【8月18日 AFP】シンガポールの政労使代表からなる監視機関は17日、仏ゲーム大手ユービーアイソフト(Ubisoft)のシンガポール事業所で、性的・人種差別的なハラスメントがあったとの報告を受け、調査を開始したと発表した。同社をめぐっては、これまでにも同様の問題が発生している。

「アサシンクリード(Assassin's Creed)」や「ファークライ(Far Cry)」シリーズなどヒット作の開発・販売を手掛けてきたユービーアイソフトは昨年、性的に不適切な行為があったとの告発を受け、複数の幹部が辞任した。

 ゲーム関連情報サイト「コタク(Kotaku)」は先月、ユービーアイソフト・シンガポールの従業員と元従業員20人への聞き取り調査に基づき、ハラスメントやいじめ、人種間の賃金格差があるとする記事を掲載した。

 女性2人が不適切な体の接触や発言があったと訴えている他、1人が「現地従業員と駐在員の間に正気とは言えないほどの給与格差があった」と述べている。

 監視機関「公平で革新的な雇用慣行のための政労使連合(TAFEP)」は17日、「ユービーアイソフト・シンガポールにおける職場内のハラスメントや不公平な待遇に関する記事へのリンクが付けられた匿名の投書」を受け、調査を開始したと明らかにした。

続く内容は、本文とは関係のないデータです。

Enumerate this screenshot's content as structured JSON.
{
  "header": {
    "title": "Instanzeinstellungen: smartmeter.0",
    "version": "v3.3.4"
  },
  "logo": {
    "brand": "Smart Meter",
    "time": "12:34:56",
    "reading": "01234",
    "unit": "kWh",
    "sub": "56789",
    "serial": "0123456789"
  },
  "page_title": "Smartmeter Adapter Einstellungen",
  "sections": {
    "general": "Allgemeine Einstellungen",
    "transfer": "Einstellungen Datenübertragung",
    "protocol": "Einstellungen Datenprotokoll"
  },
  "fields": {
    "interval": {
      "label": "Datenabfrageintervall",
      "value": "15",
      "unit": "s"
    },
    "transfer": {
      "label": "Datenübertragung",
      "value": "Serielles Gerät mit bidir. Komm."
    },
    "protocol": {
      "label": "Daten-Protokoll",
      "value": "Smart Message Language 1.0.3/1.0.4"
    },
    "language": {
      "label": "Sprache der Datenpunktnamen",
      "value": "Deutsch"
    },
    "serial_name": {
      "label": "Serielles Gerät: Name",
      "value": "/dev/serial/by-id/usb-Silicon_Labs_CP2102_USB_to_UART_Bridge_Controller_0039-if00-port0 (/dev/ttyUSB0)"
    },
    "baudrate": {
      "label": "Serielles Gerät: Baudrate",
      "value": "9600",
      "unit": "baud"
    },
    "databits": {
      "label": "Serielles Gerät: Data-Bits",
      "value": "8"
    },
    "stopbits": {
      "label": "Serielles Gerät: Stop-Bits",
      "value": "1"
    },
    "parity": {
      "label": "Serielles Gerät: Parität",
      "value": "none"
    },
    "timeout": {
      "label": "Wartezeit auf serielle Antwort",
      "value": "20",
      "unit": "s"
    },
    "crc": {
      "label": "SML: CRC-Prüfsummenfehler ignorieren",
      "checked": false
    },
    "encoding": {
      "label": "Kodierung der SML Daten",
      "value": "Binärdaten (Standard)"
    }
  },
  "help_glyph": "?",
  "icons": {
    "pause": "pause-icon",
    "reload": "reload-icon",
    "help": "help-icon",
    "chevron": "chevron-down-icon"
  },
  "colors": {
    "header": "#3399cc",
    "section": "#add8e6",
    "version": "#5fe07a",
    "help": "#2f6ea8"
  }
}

 ユービーアイソフト・シンガポールはAFPに、TAFEPに報告された内容は把握しているとした上で、「協議中のため、現段階で話せることはない」と説明した。

「ユービーアイソフト・シンガポールを含む全てのユービーアイソフトのスタジオは、チームメンバーとパートナーが誇りに思えるような職場環境をつくり、育む努力をしている。今も、これからも、差別や虐待を許容することはない」

 英字紙ストレーツ・タイムズ(Straits Times)によると、ユービーアイソフトは国内で約500人を雇用している。